My Hero: Georgie Salmon meets Frank Stationery founders

Georgie Salmon, 18, of Shelter Prints meets Frank Stationery founders Jess and Jason Holdaway

Jason Holdaway, Georgie Salmon and Jess Holdaway. Pictures / Guy Coombes

“When starting our business, we often looked to Frank for inspiration,” says Georgie Salmon as she walks into the living room of Jess and Jason Holdaway, the founders of Frank Stationery. Georgie has come straight from school and is holding one of her prints as a gift.

She and a group of five other year 13 Baradene College students started Shelter Prints this year as part of a Young Enterprise Scheme. Georgie says she chose to sit down with Frank for a combination of reasons — their design, commerce and focus on a social good. “They have achieved exactly what we have been trying to achieve, a social business selling a marketable good.”

Frank’s business model is simple: “You buy one, we give one.” They give away stationery to children and schools in need around New Zealand. It’s similar to Eat My Lunch, which started earlier this year and renowned footwear brand Tom’s, which has given more than 45 million pairs of new shoes to underprivileged children around the world.
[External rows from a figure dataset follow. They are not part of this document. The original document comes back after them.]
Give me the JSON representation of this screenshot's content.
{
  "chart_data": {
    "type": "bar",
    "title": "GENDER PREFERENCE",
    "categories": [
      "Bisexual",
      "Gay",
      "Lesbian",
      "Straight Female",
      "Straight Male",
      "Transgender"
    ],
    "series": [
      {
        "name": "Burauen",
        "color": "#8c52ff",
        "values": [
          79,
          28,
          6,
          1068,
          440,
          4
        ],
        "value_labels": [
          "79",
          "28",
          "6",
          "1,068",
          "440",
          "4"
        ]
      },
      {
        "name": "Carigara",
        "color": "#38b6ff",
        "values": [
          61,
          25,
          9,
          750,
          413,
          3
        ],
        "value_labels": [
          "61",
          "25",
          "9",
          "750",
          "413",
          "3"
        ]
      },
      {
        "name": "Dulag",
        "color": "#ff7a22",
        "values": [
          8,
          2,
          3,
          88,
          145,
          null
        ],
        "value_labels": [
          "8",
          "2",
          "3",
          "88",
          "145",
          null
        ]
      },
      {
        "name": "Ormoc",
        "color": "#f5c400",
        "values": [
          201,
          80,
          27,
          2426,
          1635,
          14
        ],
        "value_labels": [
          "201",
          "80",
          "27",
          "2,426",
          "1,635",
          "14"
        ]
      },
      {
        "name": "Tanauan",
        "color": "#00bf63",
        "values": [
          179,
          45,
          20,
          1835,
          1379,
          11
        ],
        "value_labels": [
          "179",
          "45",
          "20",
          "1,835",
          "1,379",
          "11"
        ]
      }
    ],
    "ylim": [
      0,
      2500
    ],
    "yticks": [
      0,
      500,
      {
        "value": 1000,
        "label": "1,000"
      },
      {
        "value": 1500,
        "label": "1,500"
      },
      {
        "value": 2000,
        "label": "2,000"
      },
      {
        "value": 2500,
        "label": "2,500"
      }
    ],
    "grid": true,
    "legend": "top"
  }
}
When coming up with the concept for Shelter Prints —which has already seen the group win first place at the YES Auckland Region Dragons Den Finals and, last week, the Auckland Central Company of the Year at the Young Enterprise Awards — Georgie says they wanted to start a business with a social aspect.

They set their sights on prints that had been designed using the drawings and letters written by disadvantaged children from Peru, Honduras and the Dominican Republic, with Shelter Prints giving half of the profit to the children they work with. They teamed up with NPH, an organisation that helps care for orphaned and abandoned children in Latin America and the Caribbean to help with the process.

Georgie asks Jess and Jason about the major challenges they faced in the early days, and the couple offer advice to the teen, who plans to take a gap year to travel.

Georgie also shares the struggles the group has faced. “The hardest thing for us is no one trusts six girls from school who have decided to start a business, you get a lot of people who are like ‘that is such a lovely idea, I am definitely going to buy one’ — then you never hear from them again.”

Jess shares the earlier troubles Frank Stationery faced in the beginning. “Often when you start a social-impact business, you focus too much on the social and not enough on the business — which is definitely a big mistake we made.”

She says they realised you need to continually refine your product and work on building something a customer has trust in and wants to actually open their wallet for.

“It doesn’t matter if you are a group of six girls or not, what matters is your product. It’s less about who is behind the business and more about the foot you are putting forward and if people are wanting the stuff that you are basically selling and it builds lots of trust when you have a good product.”